David Trotter, Wysdom

David Trotter

SVP, Sales & Marketing

David has 30 years of global sales leadership experience as a collaborative leader who believes in a strong team concept within sales and marketing organizations. David has spent many years working with growth companies and enjoys being face to face with customers and partners to create solutions that have a lasting effect on the customer’s business environment. 

Prior to joining Wysdom, David was the Vice President, Sales at Scalepad, and previously spent 11 years as Vice President for Latin America and Asia Pacific for Absolute Software.
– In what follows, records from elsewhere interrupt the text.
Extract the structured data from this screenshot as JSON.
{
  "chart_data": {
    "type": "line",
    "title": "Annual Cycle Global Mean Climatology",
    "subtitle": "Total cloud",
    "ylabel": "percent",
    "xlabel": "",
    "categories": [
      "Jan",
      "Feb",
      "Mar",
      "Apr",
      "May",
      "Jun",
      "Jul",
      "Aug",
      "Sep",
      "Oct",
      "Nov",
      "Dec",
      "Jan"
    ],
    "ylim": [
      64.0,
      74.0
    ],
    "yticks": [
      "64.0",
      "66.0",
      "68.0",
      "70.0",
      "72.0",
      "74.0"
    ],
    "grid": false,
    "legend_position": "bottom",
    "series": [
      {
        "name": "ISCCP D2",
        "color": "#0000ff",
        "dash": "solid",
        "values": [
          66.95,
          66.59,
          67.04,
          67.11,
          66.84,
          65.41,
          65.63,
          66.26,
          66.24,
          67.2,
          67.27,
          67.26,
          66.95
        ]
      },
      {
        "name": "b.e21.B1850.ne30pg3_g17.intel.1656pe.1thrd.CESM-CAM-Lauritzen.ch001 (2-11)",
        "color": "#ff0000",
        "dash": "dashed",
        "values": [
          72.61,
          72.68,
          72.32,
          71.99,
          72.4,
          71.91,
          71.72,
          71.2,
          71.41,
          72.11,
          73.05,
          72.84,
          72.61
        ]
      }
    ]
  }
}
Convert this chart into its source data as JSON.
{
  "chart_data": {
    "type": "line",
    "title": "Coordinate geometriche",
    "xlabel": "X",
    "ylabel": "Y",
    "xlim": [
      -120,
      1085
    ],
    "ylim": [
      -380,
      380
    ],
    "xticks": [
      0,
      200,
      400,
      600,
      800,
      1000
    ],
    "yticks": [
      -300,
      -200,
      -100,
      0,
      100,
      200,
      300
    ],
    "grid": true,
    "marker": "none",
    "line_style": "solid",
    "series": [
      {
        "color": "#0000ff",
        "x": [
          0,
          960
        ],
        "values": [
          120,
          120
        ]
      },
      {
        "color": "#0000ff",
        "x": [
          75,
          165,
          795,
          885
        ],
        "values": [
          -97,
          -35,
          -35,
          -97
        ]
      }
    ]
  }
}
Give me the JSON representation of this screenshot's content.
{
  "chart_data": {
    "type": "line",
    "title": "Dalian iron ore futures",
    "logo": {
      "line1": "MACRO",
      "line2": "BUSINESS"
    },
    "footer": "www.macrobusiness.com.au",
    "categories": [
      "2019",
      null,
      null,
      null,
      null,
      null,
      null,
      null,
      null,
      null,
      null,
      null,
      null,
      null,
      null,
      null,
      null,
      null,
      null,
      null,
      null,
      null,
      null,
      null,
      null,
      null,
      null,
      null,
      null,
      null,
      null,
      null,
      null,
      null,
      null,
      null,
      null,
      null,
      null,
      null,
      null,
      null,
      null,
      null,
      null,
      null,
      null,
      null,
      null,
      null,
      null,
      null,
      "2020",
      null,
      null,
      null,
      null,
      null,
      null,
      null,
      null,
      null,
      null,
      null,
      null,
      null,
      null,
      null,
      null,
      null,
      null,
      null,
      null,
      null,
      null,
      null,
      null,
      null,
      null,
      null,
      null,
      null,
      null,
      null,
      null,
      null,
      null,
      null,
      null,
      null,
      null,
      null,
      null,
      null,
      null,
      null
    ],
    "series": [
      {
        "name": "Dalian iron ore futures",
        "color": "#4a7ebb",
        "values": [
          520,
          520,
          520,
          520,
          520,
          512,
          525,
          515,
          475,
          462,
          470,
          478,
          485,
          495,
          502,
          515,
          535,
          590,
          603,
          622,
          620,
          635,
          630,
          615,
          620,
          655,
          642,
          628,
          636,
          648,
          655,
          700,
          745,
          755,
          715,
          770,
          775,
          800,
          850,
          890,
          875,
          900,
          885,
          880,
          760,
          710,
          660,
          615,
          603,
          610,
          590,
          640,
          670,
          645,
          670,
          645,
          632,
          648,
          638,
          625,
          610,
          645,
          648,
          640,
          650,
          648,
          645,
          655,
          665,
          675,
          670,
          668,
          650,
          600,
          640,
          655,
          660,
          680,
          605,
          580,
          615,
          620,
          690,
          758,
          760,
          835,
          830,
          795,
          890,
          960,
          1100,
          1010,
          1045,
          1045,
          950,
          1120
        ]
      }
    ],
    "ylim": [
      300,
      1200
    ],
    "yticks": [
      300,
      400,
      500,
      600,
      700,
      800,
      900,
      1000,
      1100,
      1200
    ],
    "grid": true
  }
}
He also held senior sales management positions at GE Capital and Clevest.  

Michel Benitah

VP, Optimization & Delivery

Michel has 20 years of experience in leading the successful delivery of Conversational AI and Natural Language Customer Care solutions to some of the largest financial, telco, healthcare, utilities, and retail enterprises throughout North America. 


Prior to joining Wysdom, Michel spent 20 years at Nuance Communications, holding senior management and leadership positions within the enterprise division, most recently as director of the Toronto office and professional services team.

Frederic Lam

SVP, Sales

Fred brings in 25 years of international experience in sales and business development across North America, the Caribbean, Asia-Pacific, Europe, and the Middle-East.


Prior to Wysdom.AI, he held sales leadership positions at Oracle, Redknee, and Movius/Glenayre, successfully growing revenues in both large and small organizations. Fred has also been involved in the start-up community in the earlier stages of his career as an Investment Manager with SP Capital and was an alternate director on a few investee companies.

Karen Chan

Chief Engineering Officer, Co-Founder

With 20 years of experience in software and mobile, Karen has held senior technical roles at 5 startups, including Wysdom.AI, Clickfree, Mobile Diagnostix (HP), Teamatic, and Virtualthere.

Karthik Balakrishnan

Chief Technology Officer

Karthik has over a decade of hands-on, proven global expertise in emerging technologies and implementing intricate platforms and solutions for telecommunications and enterprise during his time at Amdocs, with senior positions in their India, Cyprus, America, and Canada offices.

Nitin Singhal

Chief Operating Officer

Nitin has over 20 years of success in global executions of business technology, driving operational efficiency and digital scalability for some of the world’s largest enterprise clients. 


Nitin spent 16 years at Redknee holding executive positions in Research and Development, Customer Operations, Partner Alliances, and most recently as COO.

Jeff Brunet​

President, Co-Founder

Jeff has more than 20 years of experience in the startup world, founding and growing 4 software companies: AracNet, Mobile Diagnostix (HP), ClickFree, and Wysdom.AI. 


His in-depth understanding of software development and the challenges in making new technologies successful in the startup world prove invaluable as he serves on the boards of XMG, SurfEasy (Opera), Locationary (Apple), Groupie, and as an advisor to Pushlife (Google), LogMeIn (IPO) and HP. 


Jeff holds 23 issued patents in the wireless and consumer electronics spaces and is the lead inventor on 30+ pending patents.

Ian Collins​

CEO, Co-Founder

Ian has founded and grown 6 technology companies over the past 20 years, primarily in the enterprise software space including Wyrex, Mobile Diagnostix (HP), Clickfree, and most recently Wysdom.AI. 


Ian invests, mentors, and sits on the boards of several startups in the Toronto area.